My thoughts are, it's possible to get some interesting effects without the complications of using real water, although they generally have static appearances. However I've seen photos of some waterfall scenes which I think used fiber optics to create an appearance of moving water.

 

Another idea would be to use a removeable section for your real water feature, to make it easier to work on. I've seen some decorative unitized waterfall items that might be adaptable into a model railroad scene. Those are just some thoughts off the top of my head.

In a word  - DON'T!!!!!

Reasons: mold, mildew, fungus, rust from moist air, damage from splashes and sprays, plus all the obvious and some no one has considered. Why complicate something when simulating water safe and easy. After all it is called "model" railroading for a reason; our O scale diesels don't run on diesel fuel inside, nor do we run live steam inside.

jackson

Originally Posted by Big_Boy_4005:

 Roadside America has been doing it for decades. 

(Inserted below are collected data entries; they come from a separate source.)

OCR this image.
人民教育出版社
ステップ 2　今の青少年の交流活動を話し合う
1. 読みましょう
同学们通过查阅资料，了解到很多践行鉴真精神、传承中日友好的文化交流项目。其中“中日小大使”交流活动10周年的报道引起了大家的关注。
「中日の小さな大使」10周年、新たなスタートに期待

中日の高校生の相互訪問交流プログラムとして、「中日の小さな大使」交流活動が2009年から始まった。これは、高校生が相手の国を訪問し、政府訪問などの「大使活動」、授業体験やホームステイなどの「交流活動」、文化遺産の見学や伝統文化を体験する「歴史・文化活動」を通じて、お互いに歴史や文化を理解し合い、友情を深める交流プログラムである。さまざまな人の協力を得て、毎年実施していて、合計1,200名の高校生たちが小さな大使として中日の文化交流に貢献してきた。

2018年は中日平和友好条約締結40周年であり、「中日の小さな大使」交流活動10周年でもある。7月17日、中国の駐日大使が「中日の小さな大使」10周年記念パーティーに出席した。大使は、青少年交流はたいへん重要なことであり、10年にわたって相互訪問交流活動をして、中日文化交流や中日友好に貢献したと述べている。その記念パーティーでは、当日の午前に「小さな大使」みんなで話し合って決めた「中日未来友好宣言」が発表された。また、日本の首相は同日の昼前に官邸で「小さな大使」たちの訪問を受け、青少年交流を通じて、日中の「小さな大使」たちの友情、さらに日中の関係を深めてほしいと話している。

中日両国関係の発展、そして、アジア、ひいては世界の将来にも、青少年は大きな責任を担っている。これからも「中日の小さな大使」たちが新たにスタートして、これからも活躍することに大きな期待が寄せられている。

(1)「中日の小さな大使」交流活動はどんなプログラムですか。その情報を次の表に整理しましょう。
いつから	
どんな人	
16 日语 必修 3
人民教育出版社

Ditto the large layout at the Pittsburgh Children's Museum.

 

However...  I predict you will rue the day you chose to add real water to your layout.  It is a maintenance 'project' all its own.

 

We had an ultrasonic room humidifier years ago.  Quality product...price to boot.  We faithfully used ONLY distilled water...not bottled or 'spring' water.  That was an expense in itself, BTW.  Twice a year we would check the water storage tank and the ultrasonic pre-chamber/valve.  There were the most disgusting, gross, creepy-looking organisms floating about in both areas.  They resembled something out of a cheap 1950's sci-fi B-movie.  Who knows, who cares how they came into being.

 

Later, after we availed ourselves of a new VERY-high efficiency furnace opportunity, we splurged for a top-of-the-line whole house humidifier attached to the furnace...and ditched the room device.

 

Happiness has returned to the household.  And, we're almost past the memory of cleaning that disgusting room humidifier.

 

Do as you chose.  It's just MHO.

 

KD


 

Thanks everyone for your input y’all definitely offered relevant things to consider.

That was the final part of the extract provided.